Hogan’s viscous sculptural forms resemble organic, unidentifiable substances contained in glass displays. The glowing forms are simultaneously familiar and foreign. Hogan’s work is conceptually poised in the liminal point between the binaries of control and freedom, order and chaos, and transparency and opacity. As the contemporary philosopher, Mark Taylor, asserts, it is at this threshold where complexity resides. Through the creation of non-representational systems, Hogan desires to produce a visceral experience.

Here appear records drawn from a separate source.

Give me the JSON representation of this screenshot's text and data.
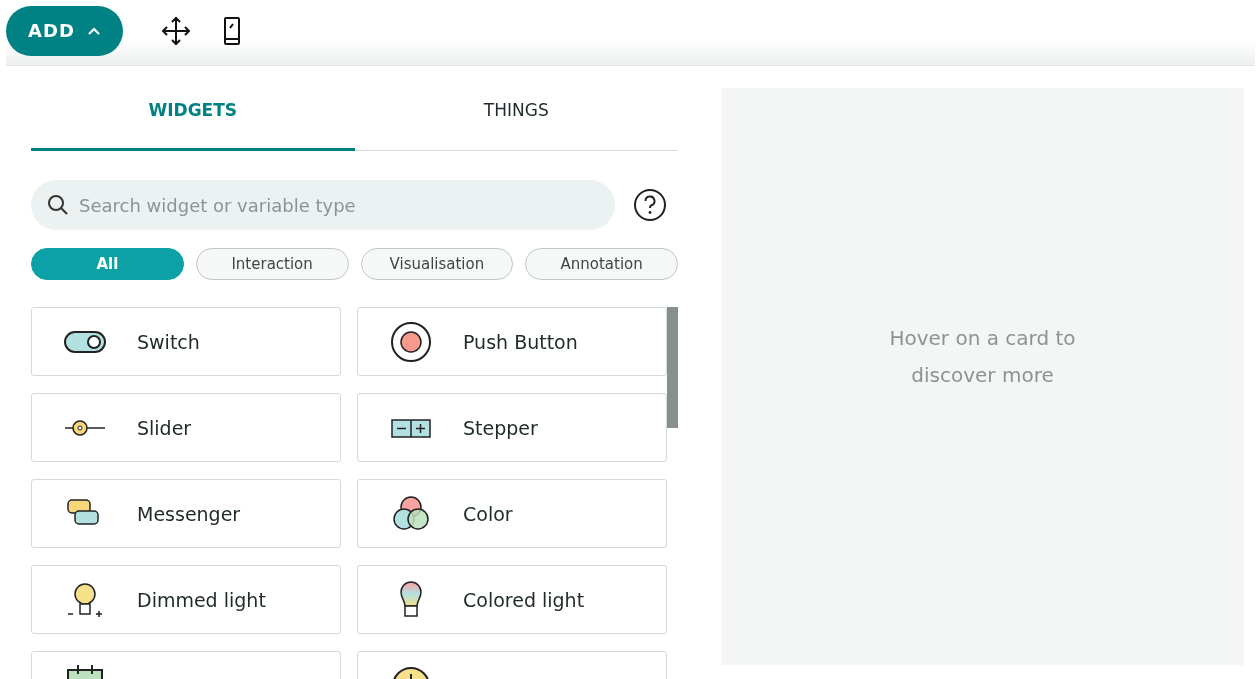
{
  "toolbar": {
    "add_button": "ADD"
  },
  "tabs": [
    {
      "label": "WIDGETS",
      "selected": true
    },
    {
      "label": "THINGS",
      "selected": false
    }
  ],
  "search": {
    "placeholder": "Search widget or variable type"
  },
  "filters": [
    {
      "label": "All",
      "selected": true
    },
    {
      "label": "Interaction",
      "selected": false
    },
    {
      "label": "Visualisation",
      "selected": false
    },
    {
      "label": "Annotation",
      "selected": false
    }
  ],
  "widgets": [
    {
      "kind": "switch",
      "label": "Switch"
    },
    {
      "kind": "pushbutton",
      "label": "Push Button"
    },
    {
      "kind": "slider",
      "label": "Slider"
    },
    {
      "kind": "stepper",
      "label": "Stepper"
    },
    {
      "kind": "messenger",
      "label": "Messenger"
    },
    {
      "kind": "color",
      "label": "Color"
    },
    {
      "kind": "dimmed",
      "label": "Dimmed light"
    },
    {
      "kind": "coloredlight",
      "label": "Colored light"
    },
    {
      "kind": "calendar"
    },
    {
      "kind": "clock"
    }
  ],
  "info_panel": {
    "text": "Hover on a card to discover more"
  }
}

Raybin’s work is a private look at the connection between mind and body. Using the microscope as a tool for abstraction, her PSA-style lightbox displays juxtapose ambiguous anatomical imagery against captions connected to internal dialog. The piece “Clot” shows a hairy jelly-like mass alongside a caption reading “There is a specific form of perfectionism where you can’t make decisions, can’t commit to anything, for fear of being wrong.” The language of the text falls somewhere between diary and textbook: a researcher inadvertently revealing too much about herself. The displays are simultaneously confrontational and abstract, the viewer accidentally overhearing both sides of a passing conversation between body and mind.
About the Artists:
Ryan Hogan is a former artist-in-residence at Gallery F at the Scarritt-Bennett center (Nashville, TN). He is a graduate of Freed-Hardeman University in Henderson, TN. His work has been featured at Seed Space (Nashville, TN), the Renaissance Center (Dickson, TN), Western Kentucky University (Bowling Green, KY), and Gallery F. He was named “Best Artist to Watch” in the 2011 Best in Nashville issue of the Nashville Scene.
www.ryanphogan.com
Jaime Raybin’s exhibition credits include the Frist Center for the Visual Arts (Nashville, TN), Swanson-Reed Contemporary (Louisville, KY), Foundry Art Centre (St. Charles, MO), the Renaissance Center (Dickson, TN), Twist Gallery (Nashville, TN), and the University of the South (Sewanee, TN). She earned a BFA from Watkins College of Art and Design in 2006. She is the former president of Plate Tone Printshop, a cooperative printmaking studio in Nashville, TN.